Em 1993, o palhaço catalão, Tortell Poltrona (Jaume Mateu Bullich ) fez uma apresentação num campo de refugiados da Yugoslávia para crianças, filhos da guerra e criou a organização Palhaços sem Fronteiras. Quando soube dessa notícia, percebi que o rio da vida corria em minhas veias, numa noite de delírio, imaginei o nobre palhaço, voando da Catalunia, como numa imagem de Marc Chagal, e aterrissando com suas asas de riso, pelos ermos campos da Bósnia, driblando os bombardeios com seus imensos sapatos e dando tortada na cara do Radovan Karadzik ( o então presidente daquele mundo em guerra) Imaginei Tortell pilotando uma nave azul e as noivas da macedônia acenando para ele, também com um lenço azul. Tortell invadia meu imaginário enquanto eu chutava latinhas nas marquises do Rio de Janeiro, pensando, qual seria o próximo lance de dados que teria de jogar com a vida.

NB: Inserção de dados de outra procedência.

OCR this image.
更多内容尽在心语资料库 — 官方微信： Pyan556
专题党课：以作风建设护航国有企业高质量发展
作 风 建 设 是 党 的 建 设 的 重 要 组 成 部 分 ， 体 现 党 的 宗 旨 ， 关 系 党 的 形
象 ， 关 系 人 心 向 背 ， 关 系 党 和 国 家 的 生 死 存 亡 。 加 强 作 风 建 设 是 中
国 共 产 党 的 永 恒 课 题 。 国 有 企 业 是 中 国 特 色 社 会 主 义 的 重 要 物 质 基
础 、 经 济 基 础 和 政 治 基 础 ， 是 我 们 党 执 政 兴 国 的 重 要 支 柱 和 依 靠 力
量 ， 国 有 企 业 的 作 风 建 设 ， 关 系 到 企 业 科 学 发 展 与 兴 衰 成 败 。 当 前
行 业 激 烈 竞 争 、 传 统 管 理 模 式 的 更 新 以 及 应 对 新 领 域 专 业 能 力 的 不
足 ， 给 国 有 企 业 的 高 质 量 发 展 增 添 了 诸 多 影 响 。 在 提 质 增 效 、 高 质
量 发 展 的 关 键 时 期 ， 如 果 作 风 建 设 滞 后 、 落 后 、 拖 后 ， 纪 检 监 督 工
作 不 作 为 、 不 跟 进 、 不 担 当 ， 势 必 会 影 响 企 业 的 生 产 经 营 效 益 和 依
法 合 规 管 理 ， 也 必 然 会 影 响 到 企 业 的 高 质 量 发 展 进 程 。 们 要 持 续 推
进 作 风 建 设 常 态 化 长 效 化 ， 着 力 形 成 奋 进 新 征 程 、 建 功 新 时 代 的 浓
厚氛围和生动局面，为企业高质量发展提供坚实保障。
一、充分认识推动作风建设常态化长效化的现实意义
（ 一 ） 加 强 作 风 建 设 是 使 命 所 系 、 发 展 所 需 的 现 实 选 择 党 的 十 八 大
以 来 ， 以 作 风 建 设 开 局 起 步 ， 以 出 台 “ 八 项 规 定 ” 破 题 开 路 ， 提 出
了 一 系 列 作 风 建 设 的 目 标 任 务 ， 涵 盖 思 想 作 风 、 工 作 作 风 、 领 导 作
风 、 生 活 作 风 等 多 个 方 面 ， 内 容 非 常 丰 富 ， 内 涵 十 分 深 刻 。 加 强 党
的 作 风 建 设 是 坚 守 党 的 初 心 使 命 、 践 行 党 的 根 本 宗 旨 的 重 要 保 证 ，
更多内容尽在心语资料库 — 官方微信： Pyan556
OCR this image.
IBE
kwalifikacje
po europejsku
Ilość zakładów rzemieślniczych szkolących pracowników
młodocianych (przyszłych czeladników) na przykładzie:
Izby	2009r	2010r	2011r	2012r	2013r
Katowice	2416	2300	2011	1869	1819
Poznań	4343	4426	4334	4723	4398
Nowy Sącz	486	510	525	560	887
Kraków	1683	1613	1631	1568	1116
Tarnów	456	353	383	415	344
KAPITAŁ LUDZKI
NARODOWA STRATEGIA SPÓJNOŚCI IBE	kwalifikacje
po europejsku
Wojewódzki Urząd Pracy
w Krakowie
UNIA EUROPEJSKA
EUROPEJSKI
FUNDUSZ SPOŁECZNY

Ainda nos anos de 1990, vi Tortell Poltrona, num teatro do Rio de Janeiro, sendo apresentado pelos gestores do projeto Anjos do Picadeiro, entrei anônimo e sorrateiro para assisti-lo e tive a felicidade de vê-lo dar uma “tortada” na cara do ator Luiz Carlos Vasconcelos, o palhaço Xuxú, que, inesperadamente, dividiu a torta comigo e meu rosto, enlameado de ternura, desmanchava-se numa enxurrada de lágrimas. O rio da vida escorria pelo teatro numa emoção coletiva até hoje inesquecível.
Tortell vive e as guerras também. Hoje acordei com a notícia do bombardeio francês no Mali, notícias de mortes no Afeganistão, civis acuados na Síria, entre tropas do governo e rebeldes. Na TV filmes de horror profetizando guerras monumentais entre China, Estados Unidos e Rússia. No quintal de casa, um gato divide “irmanamente” com minha cachorra Sassá, um espaço numa cesta com paninhos e uma casinha e dentro de casa meus três gatos afiam suas unhas nas revistas velhas, no jardim, uma aranha tece uma bela teia e os marimbondos insistem em fazer sua casa em lugar proibido e... no meu coração, corre o rio da vida.